Part of the Deborah Wainwright Memorial Collections of African American Art and African Folk Art

Irving Henry Webster Phillips, Sr. was born in West Baltimore in 1920. He graduated from Douglass High School in 1939 and enlisted in the Army to fight in World War II. After coming home in 1946, he worked odd jobs at the Drydocks and Bethlehem shipyard before he began his career at the Afro-American Newspapers in 1948 as a staff photographer. He quickly adapted and thrived in the newspaper environment and became the head of the photography department after a few short years.

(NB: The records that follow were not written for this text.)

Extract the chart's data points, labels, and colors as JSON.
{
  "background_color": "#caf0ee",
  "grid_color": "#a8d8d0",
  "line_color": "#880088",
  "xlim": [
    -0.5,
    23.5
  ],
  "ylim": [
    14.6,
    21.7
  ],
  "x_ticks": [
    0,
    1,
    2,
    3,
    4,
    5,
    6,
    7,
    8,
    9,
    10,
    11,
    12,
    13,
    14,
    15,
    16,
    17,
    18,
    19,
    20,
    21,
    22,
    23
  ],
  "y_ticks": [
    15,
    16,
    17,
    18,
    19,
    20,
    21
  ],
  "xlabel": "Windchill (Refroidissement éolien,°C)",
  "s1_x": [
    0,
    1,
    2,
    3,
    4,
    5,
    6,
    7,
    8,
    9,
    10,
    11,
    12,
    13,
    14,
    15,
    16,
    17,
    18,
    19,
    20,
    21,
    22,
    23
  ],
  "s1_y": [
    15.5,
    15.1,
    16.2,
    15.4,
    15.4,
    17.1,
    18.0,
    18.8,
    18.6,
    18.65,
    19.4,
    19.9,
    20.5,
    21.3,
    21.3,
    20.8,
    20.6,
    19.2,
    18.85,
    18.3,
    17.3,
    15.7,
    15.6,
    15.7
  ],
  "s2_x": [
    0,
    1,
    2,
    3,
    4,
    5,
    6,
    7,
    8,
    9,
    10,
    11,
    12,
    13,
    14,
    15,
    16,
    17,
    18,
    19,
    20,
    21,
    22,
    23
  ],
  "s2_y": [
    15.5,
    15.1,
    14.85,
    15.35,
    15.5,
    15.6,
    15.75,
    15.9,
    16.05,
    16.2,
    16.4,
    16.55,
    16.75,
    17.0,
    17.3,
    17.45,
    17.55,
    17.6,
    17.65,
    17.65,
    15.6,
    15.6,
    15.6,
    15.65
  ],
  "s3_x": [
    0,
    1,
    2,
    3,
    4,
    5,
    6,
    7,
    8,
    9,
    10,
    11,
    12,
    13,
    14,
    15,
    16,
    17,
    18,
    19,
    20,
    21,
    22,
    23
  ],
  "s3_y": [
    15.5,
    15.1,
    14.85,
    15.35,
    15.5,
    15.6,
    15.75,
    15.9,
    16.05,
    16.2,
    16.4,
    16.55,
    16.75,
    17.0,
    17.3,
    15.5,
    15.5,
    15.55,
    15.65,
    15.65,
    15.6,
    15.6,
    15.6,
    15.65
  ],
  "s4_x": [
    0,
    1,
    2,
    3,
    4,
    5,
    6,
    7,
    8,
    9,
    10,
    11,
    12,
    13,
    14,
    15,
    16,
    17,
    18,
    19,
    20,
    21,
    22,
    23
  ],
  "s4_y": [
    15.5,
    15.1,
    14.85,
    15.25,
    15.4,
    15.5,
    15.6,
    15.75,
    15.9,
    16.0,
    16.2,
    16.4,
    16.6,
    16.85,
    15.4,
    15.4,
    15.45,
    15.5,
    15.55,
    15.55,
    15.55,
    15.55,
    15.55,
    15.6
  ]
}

He maintained this position for 25 years until he left the magazine in 1973. Phillips garnered a noteworthy reputation for the Baltimore Afro-American through his accomplished photographic skills and his sensational "eye for the picture."

Phil, as he was fondly known in the community, knew how and when to take the perfect picture. A pioneer in his field, he captured an enormous amount of’ local and national African American history through his lens during a time when most of their history and culture were ignored. He was truly a craftsman who performed works of art through the journalist's camera.

His talent for capturing his subjects in the most enhancing manner won him great acclaim, not only in the African American community, but also throughout the Baltimore­ Washington metropolitan region. Phillips became particularly well known for his "in the moment" photographs. Each assignment he went on was treated with the same amount of importance and attentiveness, regardless of whether the subject matter was Ella Fitzgerald or the kids living next door. Phillips documented daily life in Baltimore from Jack and Jill Clubs and fish mongers to elements of segregation like “colored only” signs and the 1963 civil rights march in Washington. He was most proud of his award-winning picture of President John F. Kennedy's widow, Jacqueline, consoling Mrs. Carretta Scott King minutes before the funeral of the slain civil rights leader Dr. Martin Luther King Jr.